Want to strike gold on Wall Street? Think copper. Or, more specifically, consider the shares of Freeport McMoRan Copper & Gold, the world’s seventh largest copper miner with annual sales of $4.1 billion.

That’s the pitch one of the most respected investment newsletters around, the Dow Theory Forecasts of Hammond, Ind., is making to its clients.

The recent pullback in metals prices — which has seen gold and copper undergo sharp declines and has taken its toll on the company’s shares — is thought to offer investors a golden opportunity. The stock, trading at $60.48, has tumbled about 20% from its 52-week high of $72.20, though it’s still up roughly 10% from its 2005 close of $53.80.

The sellers goofed. The sharp pullback is a market overreaction, veteran investment advisor and DTF editor Richard Moroney tells me. “I wouldn’t dump Freeport — it’s still a gold mine,” he says. “You’re looking at a very attractive valuation (8.7 times earnings), a healthy yield (more than 2%), and a lot of upside (about 20%),” observes Mr. Moroney, who expects the stock to rebound to the $72 range in the next year.

The key to the company’s operations is its Granzberg mine in Indonesia, which is the second largest copper mine and the largest gold mine in the world.
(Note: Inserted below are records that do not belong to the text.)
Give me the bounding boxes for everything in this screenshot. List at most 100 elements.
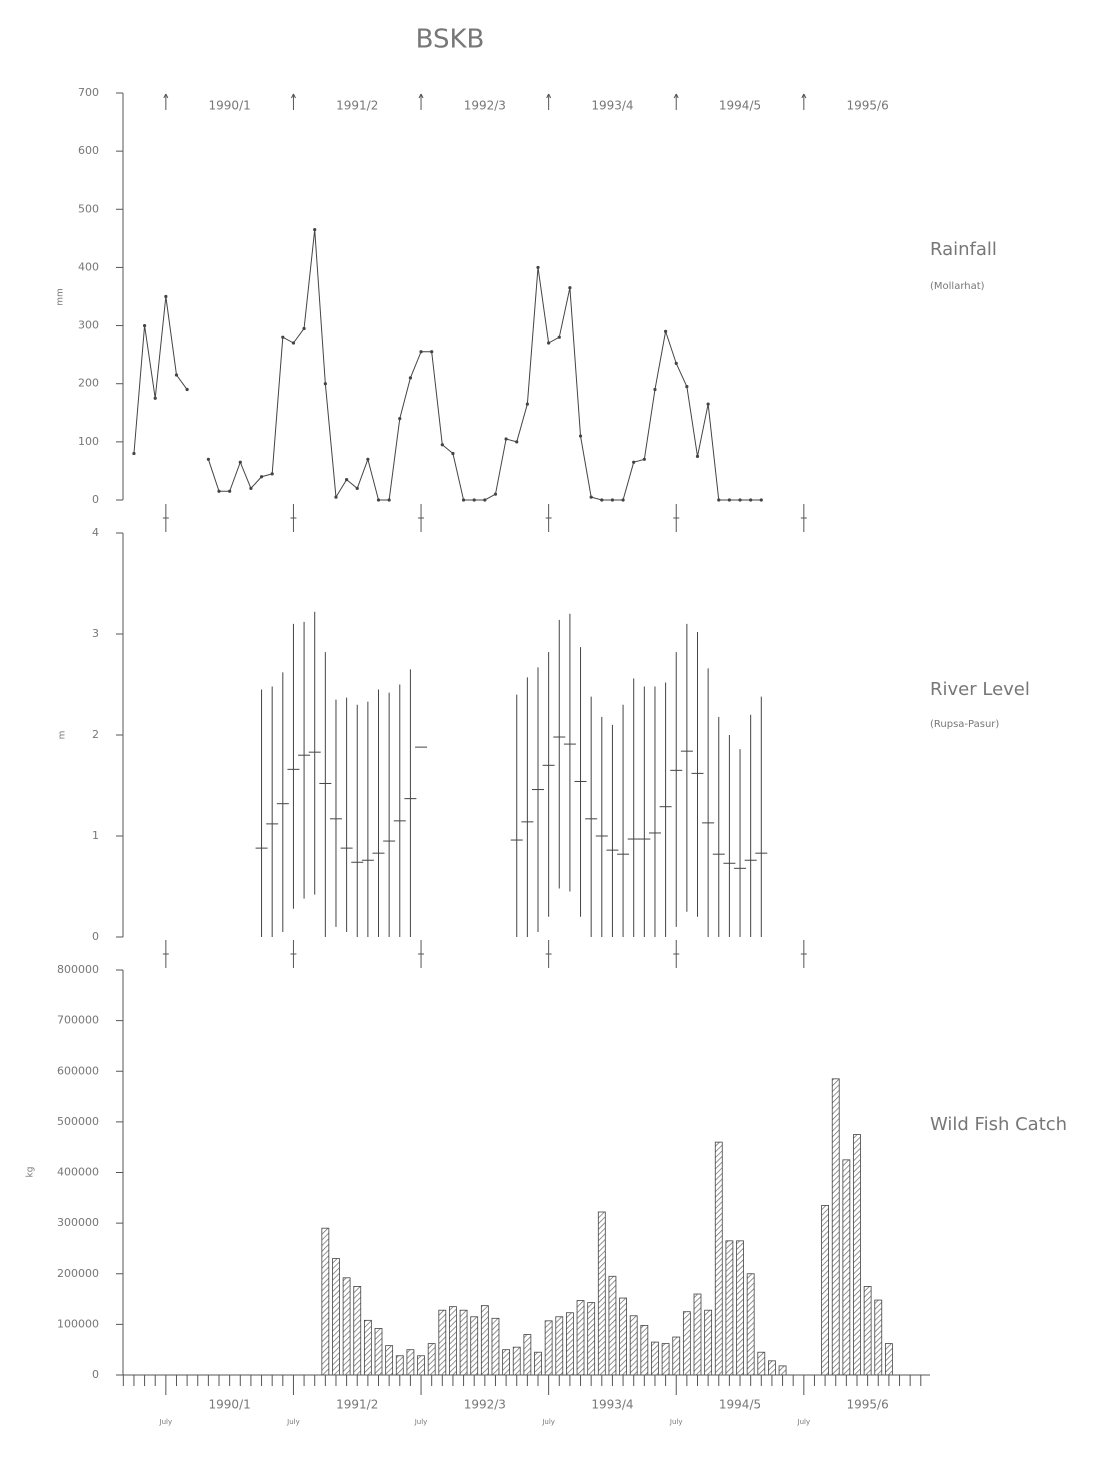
rainfall-point (440, 443, 444, 447)
rainfall-point (206, 457, 210, 461)
rainfall-point (228, 489, 232, 493)
rainfall-point (313, 228, 317, 232)
catch-bar (736, 1240, 744, 1376)
rainfall-point (461, 498, 466, 502)
x-tick-label: July (797, 1418, 811, 1426)
catch-bar (534, 1351, 542, 1376)
catch-bar (629, 1315, 638, 1376)
rainfall-point (578, 434, 583, 438)
rainfall-point (632, 460, 636, 464)
rainfall-point (376, 498, 381, 502)
rainfall-point (387, 498, 391, 502)
catch-bar (821, 1205, 829, 1376)
catch-bar (427, 1343, 436, 1376)
rainfall-point (323, 382, 327, 386)
x-tick-label: July (541, 1418, 555, 1426)
y-tick-label: 700 (78, 86, 99, 99)
rainfall-point (749, 498, 753, 502)
y-tick-label: 100 (78, 435, 99, 448)
catch-bar (363, 1319, 372, 1376)
season-label: 1995/6 (847, 1398, 889, 1412)
season-label: 1992/3 (464, 1398, 506, 1412)
catch-bar (746, 1273, 755, 1376)
y-tick-label: 600000 (57, 1064, 99, 1077)
catch-bar (661, 1343, 670, 1376)
rainfall-point (610, 498, 615, 502)
july-marker (675, 93, 679, 99)
catch-bar (853, 1134, 861, 1376)
season-label: 1990/1 (209, 1398, 251, 1412)
rainfall-point (238, 460, 242, 464)
july-marker (418, 93, 422, 99)
y-tick-label: 4 (92, 526, 99, 539)
y-tick-label: 200 (78, 377, 99, 390)
rainfall-point (249, 486, 253, 490)
july-marker (548, 93, 552, 99)
y-tick-label: 200000 (57, 1267, 99, 1280)
catch-bar (608, 1275, 617, 1376)
catch-bar (342, 1277, 351, 1376)
catch-bar (693, 1293, 702, 1376)
season-label: 1994/5 (719, 99, 761, 113)
y-tick-label: 0 (92, 930, 99, 943)
catch-bar (544, 1320, 553, 1376)
rainfall-point (270, 472, 274, 476)
catch-bar (831, 1078, 840, 1376)
catch-bar (619, 1297, 627, 1376)
catch-bar (651, 1341, 659, 1376)
july-marker (165, 93, 169, 99)
rainfall-point (291, 341, 296, 345)
catch-bar (470, 1316, 479, 1376)
y-tick-label: 800000 (57, 963, 99, 976)
y-tick-label: 2 (92, 728, 99, 741)
catch-bar (374, 1328, 383, 1376)
panel-sublabel: (Mollarhat) (930, 281, 985, 292)
rainfall-point (153, 396, 157, 400)
catch-bar (704, 1309, 713, 1376)
y-tick-label: 100000 (57, 1317, 99, 1330)
season-label: 1991/2 (336, 1398, 378, 1412)
season-label: 1992/3 (464, 99, 506, 113)
rainfall-point (695, 454, 700, 458)
july-marker (290, 93, 294, 99)
rainfall-point (281, 335, 285, 339)
catch-bar (523, 1334, 532, 1376)
y-tick-label: 300000 (57, 1216, 99, 1229)
panel-sublabel: (Rupsa-Pasur) (930, 719, 999, 730)
x-tick-label: July (669, 1418, 683, 1426)
rainfall-point (493, 492, 498, 496)
y-tick-label: 3 (92, 627, 99, 640)
rainfall-point (472, 498, 476, 502)
y-tick-label: 500000 (57, 1115, 99, 1128)
rainfall-point (217, 489, 221, 493)
catch-bar (757, 1351, 766, 1376)
rainfall-point (366, 457, 370, 461)
rainfall-point (483, 498, 487, 502)
x-tick-label: July (159, 1418, 173, 1426)
catch-bar (385, 1345, 394, 1376)
rainfall-point (142, 323, 147, 328)
catch-bar (459, 1309, 468, 1376)
y-tick-label: 1 (92, 829, 99, 842)
y-tick-label: 400000 (57, 1166, 99, 1179)
catch-bar (406, 1349, 415, 1376)
catch-bar (502, 1349, 511, 1376)
catch-bar (512, 1346, 521, 1376)
rainfall-point (568, 286, 572, 290)
catch-bar (480, 1305, 489, 1376)
y-axis-label: mm (56, 288, 66, 306)
rainfall-point (164, 294, 168, 299)
catch-bar (395, 1355, 404, 1376)
y-tick-label: 300 (78, 319, 99, 332)
rainfall-point (706, 402, 710, 406)
catch-bar (438, 1309, 447, 1376)
july-marker (546, 93, 550, 99)
catch-bar (597, 1211, 606, 1376)
rainfall-point (717, 498, 721, 502)
rainfall-point (557, 335, 561, 339)
rainfall-point (621, 498, 625, 502)
catch-bar (874, 1299, 883, 1376)
rainfall-line (207, 229, 762, 501)
catch-bar (417, 1355, 425, 1376)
It contains high grades of copper ore, making Freeport one of the lowest cost producers in the industry. The ore is mixed with gold, and, to a lesser degree, silver, which creates strong byproduct revenue and high operating margins.

In July, Freeport revised its five-year mine plan, deferring some mining of high-grade ore from 2007 and 2008 to 2009 and 2010. Management said that copper output between 2006 and 2010 would be 4.6% below previous guidance and that gold production would be 3.1% below guidance.

Although the prices of copper and gold have dipped in recent months, they still remain well above historical norms. As a result, Mr. Moroney says, high average prices for copper and gold should help offset the effects of lower production.

Futures markets project declines in copper prices during the next two years. But demand for the metal, particularly from Asia and especially China, is expected to exceed supply, which should keep prices fairly high relative to historical levels. Factor in the existing low level of copper inventories and Mr. Moroney figures the company’s copper results could exceed Wall Street’s expectations.

As for gold prices — which are down about 21% from their highs reached in May but still up around a similar amount from year-earlier levels — our Freeport bull says they’re tough to handicap. But the prices implied in the futures markets, he points out, suggest Wall Street’s less than golden outlook for the precious metal could be unduly bearish.

On the earnings front, Freeport has beaten earnings estimates by at least 16% in each of the last four quarters, roughly doubled its profits in the most recent quarter, and management has already projected a strong fourth quarter.

In April, consensus estimates called for per-share earnings of $3.98 this year and $3.34 next year. While the stock has fallen since then, estimates have jumped to $6.56 for 2006 and $5.49 for 2007.

Meanwhile, in the first six months of the year, Freeport has reduced its total debt by $184 million, paid out $352 million in dividends, and bought back $100 million worth of its stock, which, Mr. Moroney notes, is trading well below its five-year average p/e of 17.

Given the unpredictability of copper and gold prices, he figures Freeport’s stock is likely to remain volatile, but the shares, he believes, offer superior capital gains potential. Or, as he sees it, you don’t need a pick and shovel to strike gold on Wall Street. Just include Freeport McMoRan in your portfolio.